三维地层的三棱柱剖分与土方计算

›› 2006, Vol. 27 ›› Issue (2): 204-208.

三维地层的三棱柱剖分与土方计算

周翠英^{1, 2}，董立国¹

1. 中山大学应用力学与工程系/地下工程与信息技术研究中心，广州 510275；2. 中山大学规划设计研究院岩土工程研究所，广州 510275

收稿日期:2004-06-11 出版日期:2006-02-10 发布日期:2013-10-25
作者简介:周翠英，女，1963年生，博士，教授，博士生导师，主要从事岩土工程与环境地质的教学与研究工作
基金资助:
国家自然科学基金资助项目（No. 59809008）；广东省重大科技攻关十五专项（No. 2001B30903）；广东省科技计划项目（No. 2004B10101002）以及广东省东深供水改造工程建设总指挥部委托项目资助（No.DSGZ-KJ-042，No.DSGZ-KJ-043）

Research on incision of triangular prisms in 3D-stratum and calculation of excavated earth volume

ZHOU Cui-ying ^{1, 2}, DONG Li-guo¹

1. Department of Applied Mechanics and Engineering Research Center of Underground Engineering and Information Technology, Sun Yat-Sen University, Guangzhou 510275, China; 2. Institute of Geotechnical Engineering, Sun Yat-Sen University, Guangzhou 510275, China

Received:2004-06-11 Online:2006-02-10 Published:2013-10-25

摘要/Abstract

摘要： 三维地层剖分算法是实现地层三维可视化与土方计算的重要基础。采用三棱柱体建模方法构造三维地层，分析任意平面切割三棱柱的不同情形，得出了针对三棱柱地层的剖分算法；提出了以切割面为分界面，将单个三棱柱剖分成多个小三棱柱的三角投影分割法——将三棱柱顶面、底面及切割截面按一定规则进行合理三角化划分，使划分后三角形在水平面上的投影相重合；将该3层三角形组合成以切割面为分界面的2层小三棱柱，从而完成剖分。土方计算中首先给出开挖体的边界控制方程，根据该控制方程所限定的内边界得到开挖区域，结合上述剖分算法，对该区域内所有小三棱柱体积求和，得到开挖土方量。将以上算法应用到广东省某重大水利工程中，实现了基坑模拟开挖及其土方计算。

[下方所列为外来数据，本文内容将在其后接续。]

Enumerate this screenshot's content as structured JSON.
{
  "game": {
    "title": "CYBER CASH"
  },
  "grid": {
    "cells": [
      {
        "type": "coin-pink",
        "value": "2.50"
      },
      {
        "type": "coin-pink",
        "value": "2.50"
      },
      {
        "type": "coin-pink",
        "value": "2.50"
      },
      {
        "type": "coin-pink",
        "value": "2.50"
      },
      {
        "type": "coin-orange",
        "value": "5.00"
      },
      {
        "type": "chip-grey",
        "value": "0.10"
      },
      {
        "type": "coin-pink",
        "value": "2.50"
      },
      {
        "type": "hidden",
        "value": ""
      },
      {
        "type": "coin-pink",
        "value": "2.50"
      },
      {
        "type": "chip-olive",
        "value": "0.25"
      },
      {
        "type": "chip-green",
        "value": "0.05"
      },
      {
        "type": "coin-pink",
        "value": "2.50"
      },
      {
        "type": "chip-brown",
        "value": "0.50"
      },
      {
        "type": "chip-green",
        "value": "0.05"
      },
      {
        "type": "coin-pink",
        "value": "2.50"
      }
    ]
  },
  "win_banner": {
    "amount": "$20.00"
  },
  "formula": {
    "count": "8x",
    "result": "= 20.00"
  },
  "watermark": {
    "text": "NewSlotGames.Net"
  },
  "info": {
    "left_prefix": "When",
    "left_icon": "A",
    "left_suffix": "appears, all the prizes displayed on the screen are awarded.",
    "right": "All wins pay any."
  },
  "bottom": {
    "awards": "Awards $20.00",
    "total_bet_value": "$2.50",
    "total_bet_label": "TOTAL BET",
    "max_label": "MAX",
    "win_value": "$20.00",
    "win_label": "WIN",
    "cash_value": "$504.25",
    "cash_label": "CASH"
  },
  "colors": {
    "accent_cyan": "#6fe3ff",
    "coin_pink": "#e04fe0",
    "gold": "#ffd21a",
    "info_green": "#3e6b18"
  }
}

关键词: 三维地层, 三棱柱剖分, 算法, 开挖, 土方计算

Abstract: The algorithm of three dimensional stratum (3D stratum) incision is the essential basis of the visualization of 3D-stratum and the calculation of excavated earth volume. For the moment, there is short of practical arithmetic in the cutting of stratum. Firstly, the 3D stratum is constructed by the method of modeling of triangular prisms, and then, by discussing all the cases of incised triangular prisms with an oblique plane, the incision algorithm for the stratum, which is composed by triangular prisms, are obtained. Thus, by taking the incision plane as an interface, a useful way to divide one triangle prism into several smaller ones is brought forward. The main principle is that, divide the top surface, bottom surface and the intersection of a triangle prism into several triangles according to a certain rule; and make the projections of these triangles in the horizontal plane coincided with each other; Constitute the three layered triangles into two layered small triangular prisms, which take the incision plane as an interface; thereby, the incision is finished. Further more, the calculation method of excavated earth volume is put forward too; i.e., given the boundary controlled equation for the excavated body; according to the inside boundary (which is limited by the equation), the excavated area can be easily obtained. By combining the excavated equation with the incision algorithm, incising triangular prisms with the planes that contain the excavated surfaces, aggregating all the triangle prisms that locate in the excavated volume, thus, the total volume of these triangular prisms will be equal to the excavated earth volume. Finally, by applying these two methods about triangular prism division and earth volume calculation to a certain major water supply project in Guangdong area, South China, the simulation of excavation for a foundation pit and its volume estimation is successfully realized.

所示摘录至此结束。